Bildschirmfoto: Nightingale's Playgound auf dem Kindle

Bildschirmfoto: Nightingale's Playgound auf dem Kindle

Und — funktioniert die Geschichte? Auf diese Frage zu antworten fällt schwer, auch wenn man sich durch alle vier Module geschlagen hat. Es kommt wohl darauf an, aus welchem Blickwinkel man die Geschichte betrachtet. Wie die Charakterisierung der Module zeigt, wird die Geschichte auf eine transmediale Art erzählt, der Medienbruch ist Programm. Das dürfte jede mono-mediale Erwartungshaltung (eine Geschichte – ein Erzählmedium) enttäuschen, oder jedenfalls verwirren. Für eingefleischte Fernsehgucker und Buchleser dürfte diese Mischung also nichts sein.

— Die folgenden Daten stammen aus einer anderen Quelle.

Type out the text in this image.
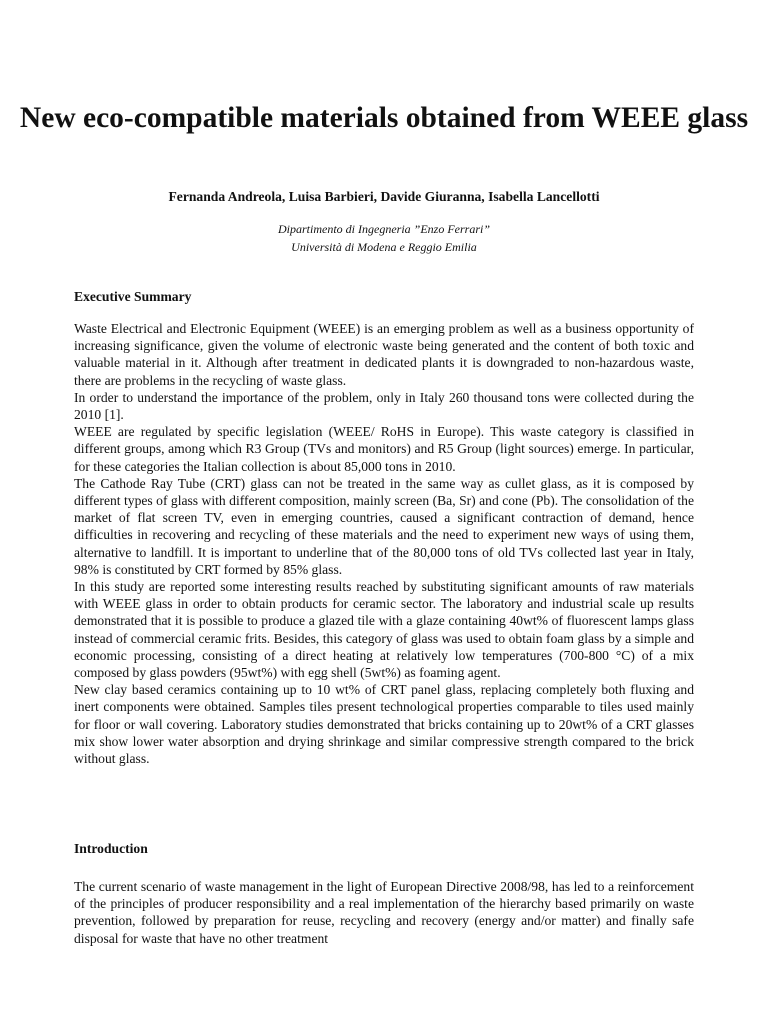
New eco-compatible materials obtained from WEEE glass
Fernanda Andreola, Luisa Barbieri, Davide Giuranna, Isabella Lancellotti
Dipartimento di Ingegneria ”Enzo Ferrari”
Università di Modena e Reggio Emilia
Executive Summary

Waste Electrical and Electronic Equipment (WEEE) is an emerging problem as well as a business opportunity of increasing significance, given the volume of electronic waste being generated and the content of both toxic and valuable material in it. Although after treatment in dedicated plants it is downgraded to non-hazardous waste, there are problems in the recycling of waste glass.

In order to understand the importance of the problem, only in Italy 260 thousand tons were collected during the 2010 [1].

WEEE are regulated by specific legislation (WEEE/ RoHS in Europe). This waste category is classified in different groups, among which R3 Group (TVs and monitors) and R5 Group (light sources) emerge. In particular, for these categories the Italian collection is about 85,000 tons in 2010.

The Cathode Ray Tube (CRT) glass can not be treated in the same way as cullet glass, as it is composed by different types of glass with different composition, mainly screen (Ba, Sr) and cone (Pb). The consolidation of the market of flat screen TV, even in emerging countries, caused a significant contraction of demand, hence difficulties in recovering and recycling of these materials and the need to experiment new ways of using them, alternative to landfill. It is important to underline that of the 80,000 tons of old TVs collected last year in Italy, 98% is constituted by CRT formed by 85% glass.

In this study are reported some interesting results reached by substituting significant amounts of raw materials with WEEE glass in order to obtain products for ceramic sector. The laboratory and industrial scale up results demonstrated that it is possible to produce a glazed tile with a glaze containing 40wt% of fluorescent lamps glass instead of commercial ceramic frits. Besides, this category of glass was used to obtain foam glass by a simple and economic processing, consisting of a direct heating at relatively low temperatures (700-800 °C) of a mix composed by glass powders (95wt%) with egg shell (5wt%) as foaming agent.

New clay based ceramics containing up to 10 wt% of CRT panel glass, replacing completely both fluxing and inert components were obtained. Samples tiles present technological properties comparable to tiles used mainly for floor or wall covering. Laboratory studies demonstrated that bricks containing up to 20wt% of a CRT glasses mix show lower water absorption and drying shrinkage and similar compressive strength compared to the brick without glass.

Introduction

The current scenario of waste management in the light of European Directive 2008/98, has led to a reinforcement of the principles of producer responsibility and a real implementation of the hierarchy based primarily on waste prevention, followed by preparation for reuse, recycling and recovery (energy and/or matter) and finally safe disposal for waste that have no other treatment
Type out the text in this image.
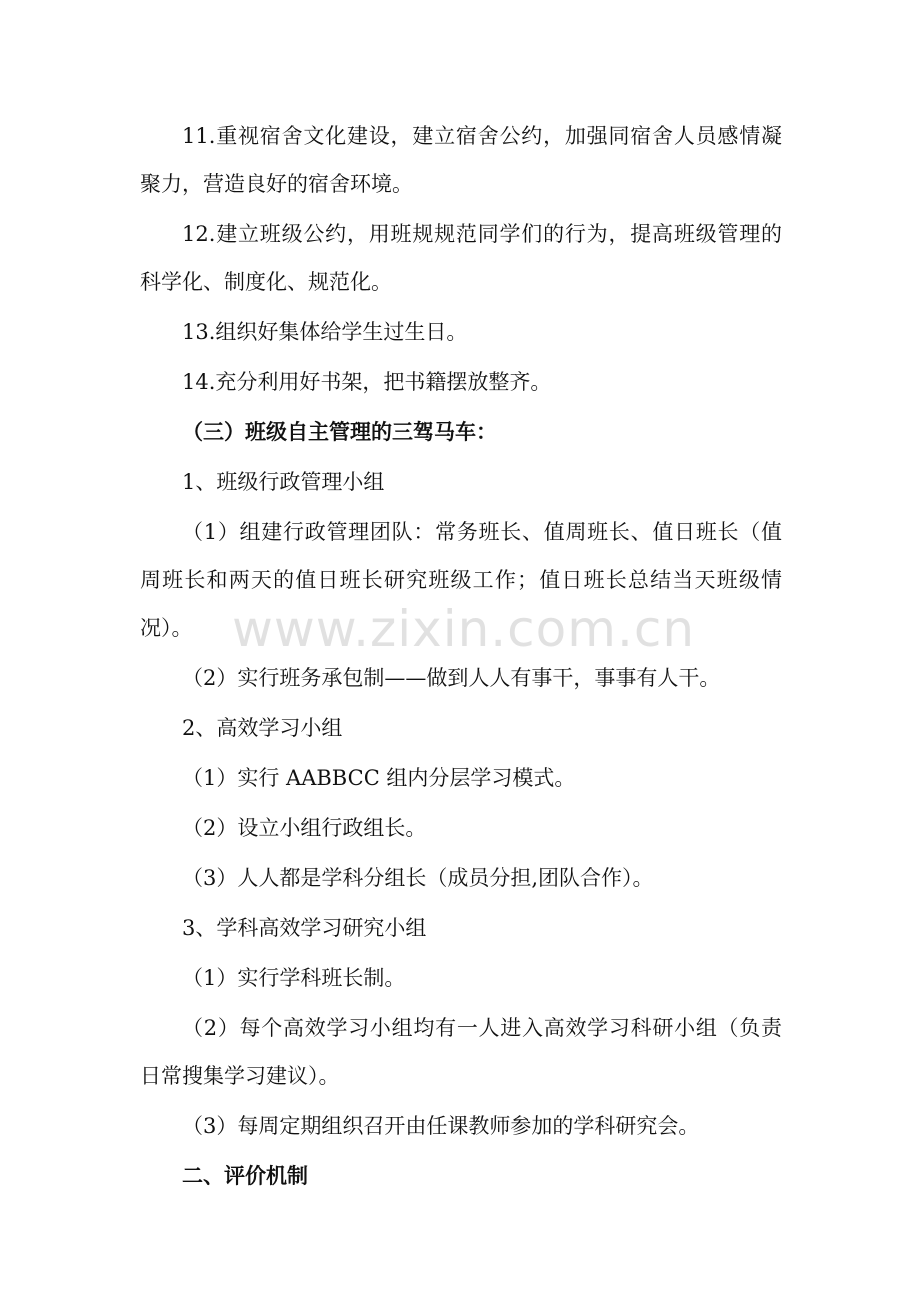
11.重视宿舍文化建设，建立宿舍公约，加强同宿舍人员感情凝聚力，营造良好的宿舍环境。

12.建立班级公约，用班规规范同学们的行为，提高班级管理的科学化、制度化、规范化。

13.组织好集体给学生过生日。

14.充分利用好书架，把书籍摆放整齐。

（三）班级自主管理的三驾马车：

1、班级行政管理小组

（1）组建行政管理团队：常务班长、值周班长、值日班长（值周班长和两天的值日班长研究班级工作；值日班长总结当天班级情况）。

（2）实行班务承包制——做到人人有事干，事事有人干。

2、高效学习小组

（1）实行 AABBCC 组内分层学习模式。

（2）设立小组行政组长。

（3）人人都是学科分组长（成员分担,团队合作）。

3、学科高效学习研究小组

（1）实行学科班长制。

（2）每个高效学习小组均有一人进入高效学习科研小组（负责日常搜集学习建议）。

（3）每周定期组织召开由任课教师参加的学科研究会。

二、评价机制

www.zixin.com.cn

Anders sieht es bei denjenigen aus, die über Spiele und Web-TV schon an mediale Grenzüberschreitungen gewöhnt sind. Da dürfte eine solche Mischung eher akzeptiert werden. Problematisch sind hier wahrscheinlich nur die manuellen Schritte (etwa Herunterladen und Starten des Moduls 2), die zwischendurch ausgeführt werden müssen, um weiter zu kommen. Das störte für mich jedenfalls etwas die Kohärenz der Erzählung. Das mag aber nur ein vorübergehendes, technisches Problem sein.

Dreaming Methods selbst experimentiert zum Beispiel gerade damit, Flash durch Javascript/HTML5 zu ersetzen. Ersetzt man dann noch die 3D-Engine durch WebGL und liest das Ganze  auf einer Multimedia-Maschine wie dem iPad, dann könnte man wohl zu einer besseren Kohärenz kommen. Fragt sich also nur noch, welche Art von Geschichten von derartigen Erzähltechniken profitieren könnten? Dreaming Methods ist da jedenfalls eindeutig:

„Atmospheric digital fiction projects designed to be experienced on a computer with the lights down and your sound turned up.“

Zieht man dieses Programm ab und reduziert Nightingale’s Playground auf das Skelett, so bekommt man eine Erzählung, die in sich einen Großteil der Elemente beinhaltet, die zur Zeit für digitale Bücher im Gespräch sind:

  • Modul 1: interaktive Erzählung, Rätsel, Herausfinden
  • Modul 2: Spiel, Action, Geschicklichkeit, Film
  • Modul 3: grafische Präsentation, Magazin
  • Modul 4: normale Erzählung, Schmökern

Zwischen diesen vier Koordinaten kann man ziemlich viel machen. Insofern finde ich diese kleine Geschichte eigentlich interessant.